Arrêter de fumer devrait pourtant être à l’ordre du jour.

Arrêter de fumer, bien au-delà de toutes les images d’impossibilités qu’on y attribue, est un achèvement en soi et renforce la force mentale. Les fumeurs étant parvenus à arrêter de fumer renforcent leur confiance en eux et leur sentiment de maitrise de leur propre vie. Et avant tout, les fumeurs étant parvenus à arrêter de fumer s’évitent de longues et intenses souffrances. La cigarette contient des dissolvants, des détergents, des éléments cancérigènes et mêmes certains éléments radioactifs. Arrêter de fumer, c’est donc aussi purifier son corps de toutes les substances qui l’empoisonnent, littéralement. Si un fumeur ne s’inquiète pas de fumer quelques microgrammes d’acide cyanhydrique par jour, il devrait peut être s’inquiéter d’en fumer quelques dizaines de grammes par an. L’acide cyanhydrique est le gaz qui était utilisé par les nazis dans les chambres à gaz. Le tabagisme est donc à tort dédramatisé, arrêter de fumer est à tort dramatisé.

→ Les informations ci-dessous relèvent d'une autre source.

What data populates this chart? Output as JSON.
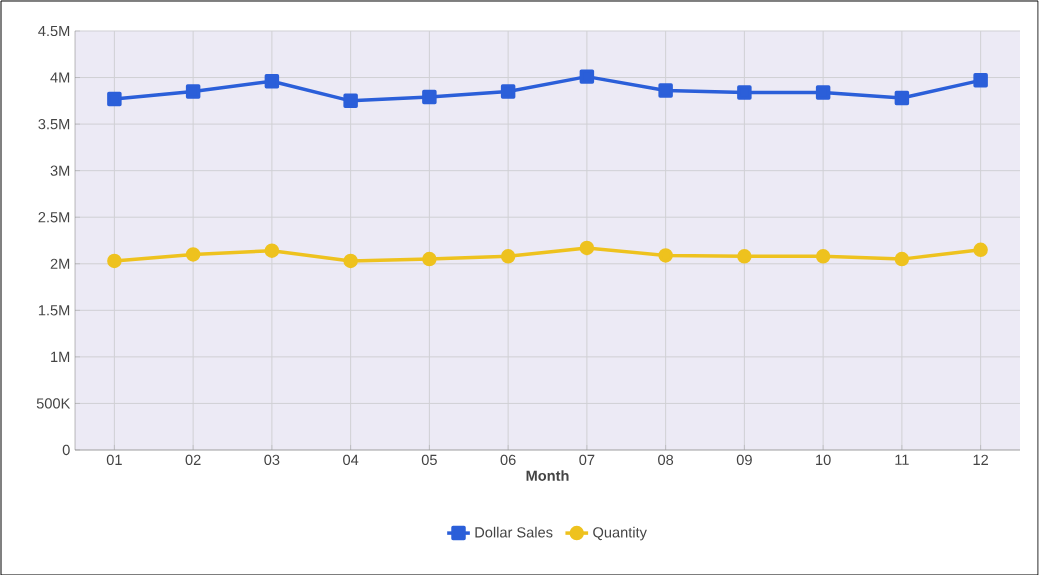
{
  "chart_data": {
    "type": "line",
    "xlabel": "Month",
    "categories": [
      "01",
      "02",
      "03",
      "04",
      "05",
      "06",
      "07",
      "08",
      "09",
      "10",
      "11",
      "12"
    ],
    "series": [
      {
        "name": "Dollar Sales",
        "color": "#2b5fd9",
        "marker": "square",
        "values": [
          3770000,
          3850000,
          3960000,
          3750000,
          3790000,
          3850000,
          4010000,
          3860000,
          3840000,
          3840000,
          3780000,
          3970000
        ]
      },
      {
        "name": "Quantity",
        "color": "#eec21e",
        "marker": "circle",
        "values": [
          2030000,
          2100000,
          2140000,
          2030000,
          2050000,
          2080000,
          2170000,
          2090000,
          2080000,
          2080000,
          2050000,
          2150000
        ]
      }
    ],
    "ylim": [
      0,
      4500000
    ],
    "yticks": [
      0,
      {
        "value": 500000,
        "label": "500K"
      },
      {
        "value": 1000000,
        "label": "1M"
      },
      {
        "value": 1500000,
        "label": "1.5M"
      },
      {
        "value": 2000000,
        "label": "2M"
      },
      {
        "value": 2500000,
        "label": "2.5M"
      },
      {
        "value": 3000000,
        "label": "3M"
      },
      {
        "value": 3500000,
        "label": "3.5M"
      },
      {
        "value": 4000000,
        "label": "4M"
      },
      {
        "value": 4500000,
        "label": "4.5M"
      }
    ],
    "grid": true,
    "legend": "bottom",
    "line_style": "solid"
  }
}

Le sevrage du tabac dramatisé.

Arrêter de fumer est de nos jours entièrement dramatisé et montré sous un mauvais angle. Bien que les symptômes présentés soient en effet à risque de se manifester, rappelons que le tabagisme est une addiction et qu’arrêter de fumer est donc tout d’abord une décision mentale. Le système nerveux est au centre de tout ce qui est indirectement ou directement lié au tabagisme. Lorsqu’un fumeur décide d’arrêter de fumer, le manque peut en effet se manifester par de réelles sensations physiques, qui demeurent cependant des sensations, créées par le système nerveux. Quand une personne entreprend d’arrêter de fumer, en aucun cas son métabolisme ne manque des substances contenues dans la cigarette. Si un fumeur décide d’arrêter de fumer, c’est son système nerveux et toutes les connotations qu’il a bien voulu attribuer à la cigarette qui manifestent une sensation de manque, et non son métabolisme. Ce manque est de plus en plus atténué grâce à des aides médicamenteuses ou des suivis psychologiques prévus pour les fumeurs décidant d’arrêter de fumer. Acheter Zyban est la solution la plus adoptée car la plus efficace, et demeure le seul médicament soumis à prescription médicale dont le but est d’aider à arrêter de fumer.